You shouldn’t compromise your beliefs – especially when you are spending your hard earned money.  That said, I would be one of those guests who likely wouldn’t be satiated with a vegan meal and might have to leave early due to hunger. I’d appreciate a heads up that it’s a vegan wedding, but honestly if I knew you were vegan and we were close enough I might ask what you’re serving.  When my vegetarian friends hold events, I ask them what they are planning on serving so I can plan ahead and avoid a growly stomach.  Would not hold your choices against you in the slightest, but my dietary habits don’t jibe well with vegan sensibilities.  

Post # 73
Member
543 posts
Busy bee
  • Wedding: September 2018

I went to a vegetarian wedding and thought the food was nice. I heard one person complain about the lack of meat, and it just made me think she was very rude. I would never expect people to serve food that goes against their ethics.

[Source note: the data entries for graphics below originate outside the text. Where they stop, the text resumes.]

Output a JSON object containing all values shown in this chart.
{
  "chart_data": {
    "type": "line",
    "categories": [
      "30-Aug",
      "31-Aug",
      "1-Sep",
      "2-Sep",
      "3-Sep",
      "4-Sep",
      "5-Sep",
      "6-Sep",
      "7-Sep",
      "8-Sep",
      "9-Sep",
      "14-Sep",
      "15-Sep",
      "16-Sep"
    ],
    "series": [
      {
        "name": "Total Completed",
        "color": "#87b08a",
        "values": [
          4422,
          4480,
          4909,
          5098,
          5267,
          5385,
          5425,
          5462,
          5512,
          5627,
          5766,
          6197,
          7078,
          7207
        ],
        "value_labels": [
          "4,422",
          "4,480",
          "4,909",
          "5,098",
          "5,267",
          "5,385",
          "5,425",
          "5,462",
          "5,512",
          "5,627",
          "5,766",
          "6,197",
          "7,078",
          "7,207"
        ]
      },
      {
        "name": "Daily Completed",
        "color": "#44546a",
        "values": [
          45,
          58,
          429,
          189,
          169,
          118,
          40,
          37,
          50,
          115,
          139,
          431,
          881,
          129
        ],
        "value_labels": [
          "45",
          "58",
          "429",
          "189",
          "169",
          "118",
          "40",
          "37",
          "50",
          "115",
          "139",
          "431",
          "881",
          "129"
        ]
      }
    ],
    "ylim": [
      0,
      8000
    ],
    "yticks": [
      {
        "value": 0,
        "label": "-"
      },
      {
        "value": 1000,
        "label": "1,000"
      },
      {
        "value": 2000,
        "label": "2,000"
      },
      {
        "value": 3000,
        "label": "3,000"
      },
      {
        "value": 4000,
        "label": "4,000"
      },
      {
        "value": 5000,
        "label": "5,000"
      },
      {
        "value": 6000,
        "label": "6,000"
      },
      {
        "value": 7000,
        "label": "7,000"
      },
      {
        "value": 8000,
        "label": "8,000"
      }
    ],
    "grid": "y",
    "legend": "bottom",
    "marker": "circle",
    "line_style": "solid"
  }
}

I’ve had vegan food that was pretty boring and bland, but other food that was delicious. Sounds like you’ve got lots of vegan caterers who inspire you so I wouldn’t worry about it – just enjoy picking yummy food!

Post # 74
Member
10 posts
Newbee
  • Wedding: August 2019

OP I was struggling with this same issue for ages too, fiance and I are both vegan (have been for many years) and we really wanted to have a meat-free, if not vegan, wedding. Unfortunately because the wedding will be in my home country where guests will definitely be expecting meat, and because I didn’t want to cause issues during a difficult time for my family, we have decided to just serve both meat and vegan options. We do feel that we have compromised on our morals and values though. Im glad you’re following through with keeping it vegan, hope you have a great day!

Post # 75
Member
1218 posts
Bumble bee
  • Wedding: July 2019

Just came here to say that tofu is not “fake meat” or a meat substitute, it’s actually a main protein source all on its own and is a diet staple in many cultures.